Surely, Maci thought, love could not be more Free than this. Mrs. Woodhull suddenly quite forgot Colonel Blood, who in his turn blithely ignored her frequent outings with Mr. Tilton. Maci, however, could not ignore them. She felt compelled to follow the two as they went to the park to ride in pleasure-boats, to Coney Island to play in the surf, or to the top of the Croton Distributing Reservoir to walk around and around the promenade, with their heads close together, sheltered by Mrs. Woodhull’s parasol from the sun but not from common view.
She wasn’t the only person following them. The younger Dr. Woodhull and his ward also trailed after his mother and her intimate friend on their outings. They’d both remove their hats and bow to Maci, whenever she caught sight of them. But he never spoke to her until the day in June that would see Anna and Buck Claflin return to their daughter’s house. That day, Maci had tracked Mrs. Woodhull and Mr. Tilton down to the corner of Fifth Avenue and Forty-second Street, and thence up to the top of the reservoir, where she paced them as they sauntered underneath a sky so deeply blue it was nearly purple. On such a lovely day, the reservoir was crowded. Mrs. Woodhull looked back every so often and nodded at Maci. She found Maci’s fretting laughable and sweet.
“Miss Trufant,” Dr. Woodhull said, startling her where she was standing at a corner of the reservoir, and nearly causing her to leap clear into the water.
“Dr. Woodhull,” she said, overcome immediately with the familiar, panicked feeling.
“Did you know,” he asked her excitedly, “that this reservoir holds twenty million gallons of water? And did you know that we are a full forty-one miles from Croton Lake? The water flows all that way! Have you seen the bridge and aqueduct over the Harlem River? It is a marvelous piece of engineering. But the great bridge to Brooklyn will be even finer.” His face was flushed, and he was breathing as if he had just subjected himself to great exertion. She stared in his face for a moment, and he looked away, up into the air. His eyes were perfect mirrors of the dark blue sky.
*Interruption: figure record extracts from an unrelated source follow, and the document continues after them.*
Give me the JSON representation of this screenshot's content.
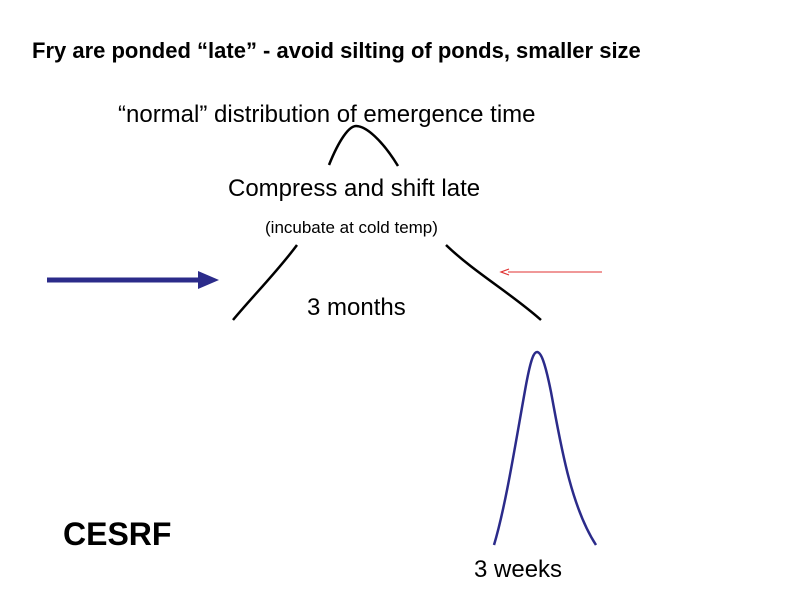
{
  "slide": {
    "title": "Fry are ponded “late” - avoid silting of ponds, smaller size",
    "normal_label": "“normal” distribution of emergence time",
    "compress_label": "Compress and shift late",
    "incubate_label": "(incubate at cold temp)",
    "duration_broad": "3 months",
    "duration_narrow": "3 weeks",
    "logo_text": "CESRF"
  },
  "colors": {
    "broad_curve": "#000000",
    "narrow_curve": "#2b2b8a",
    "big_arrow": "#2b2b8a",
    "small_arrow": "#e03030"
  }
}
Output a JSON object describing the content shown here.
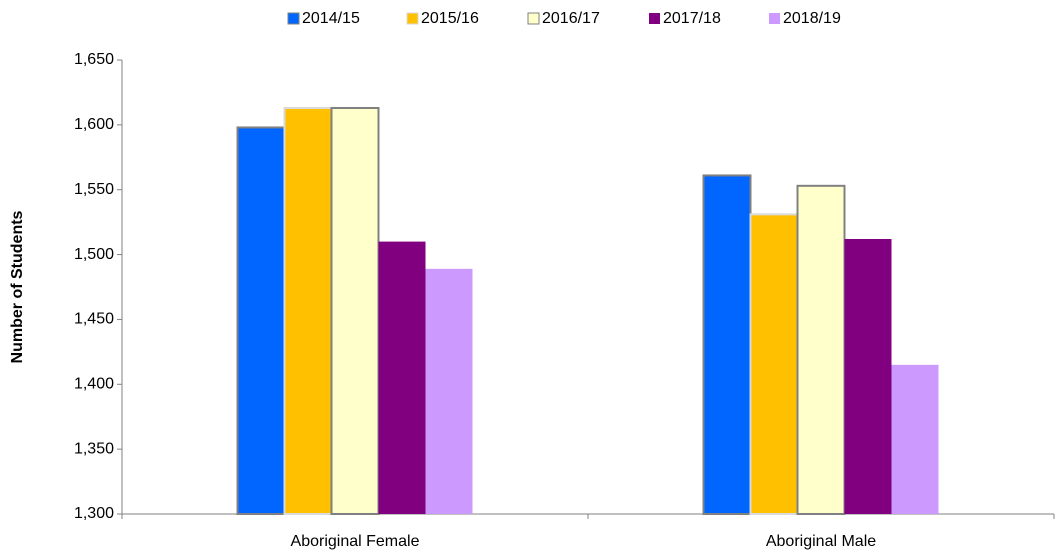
{
  "chart_data": {
    "type": "bar",
    "categories": [
      "Aboriginal Female",
      "Aboriginal Male"
    ],
    "series": [
      {
        "name": "2014/15",
        "color": "#0066ff",
        "edgecolor": "#808080",
        "values": [
          1598,
          1561
        ]
      },
      {
        "name": "2015/16",
        "color": "#ffc000",
        "edgecolor": "#d9d9d9",
        "values": [
          1613,
          1531
        ]
      },
      {
        "name": "2016/17",
        "color": "#ffffcc",
        "edgecolor": "#808080",
        "values": [
          1613,
          1553
        ]
      },
      {
        "name": "2017/18",
        "color": "#800080",
        "values": [
          1510,
          1512
        ]
      },
      {
        "name": "2018/19",
        "color": "#cc99ff",
        "values": [
          1489,
          1415
        ]
      }
    ],
    "ylabel": "Number of Students",
    "ylim": [
      1300,
      1650
    ],
    "yticks": [
      {
        "value": 1300,
        "label": "1,300"
      },
      {
        "value": 1350,
        "label": "1,350"
      },
      {
        "value": 1400,
        "label": "1,400"
      },
      {
        "value": 1450,
        "label": "1,450"
      },
      {
        "value": 1500,
        "label": "1,500"
      },
      {
        "value": 1550,
        "label": "1,550"
      },
      {
        "value": 1600,
        "label": "1,600"
      },
      {
        "value": 1650,
        "label": "1,650"
      }
    ],
    "legend": "top",
    "grid": false
  }
}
“Is science your religion, Dr. Woodhull?”
“No,” he said, shifting his gaze to his mother, who, standing a few hundred feet off with Mr. Tilton, had begun to walk again. Dr. Woodhull offered Maci his arm. Not taking it, she walked with him. “I do believe, however,” he continued, “that science can change the world. I think it will make a better place for us to live in.”
“My father thought so,” said Maci. “He was wrong.” They walked for a while, stopping again when Mrs. Woodhull stopped. Maci noticed the boy, Pickie, kneeling by the water, where other boys were racing toy sailboats.
“I think science is not your religion, Miss Trufant. But tell me what you do believe in.”
Maci said nothing at first, thinking how her hand was always accusing her. Sister, it wrote, you believe in nothing. That is the most debilitating of sins.
Mrs. Woodhull’s vigorous laugh came drifting to them. Maci’s silence stretched on.
“Yesterday,” said Dr. Woodhull, “my mother was described in a Philadelphia paper as ‘The Dark Angel of Divorce.’”
“I believe,” Maci said forcefully, “that all existence is crossed by sorrow.” A little green sailboat came racing towards them across the water. All the boys were encouraging it, except little Pickie, who was sitting down on the ground now and crying. Maci went and knelt by him.
“What’s the matter, little fellow?” she asked him.
“It’s my brother,” he wailed. “He is unborn!”
“He means he is lonely,” Dr. Woodhull said behind her. “Be quiet, Pickie. Watch the boats. See how they are carefree? You should be like them.”
“There now,” Maci said, holding the boy close while he sobbed. She found herself admiring his long, lustrous brown hair. But then it brought to mind the dream of her mother, and she shuddered. “This boy needs his hair cut,” she said.
Dr. Woodhull shrugged. Pickie stopped crying and returned Maci’s embrace with such strength that she gasped.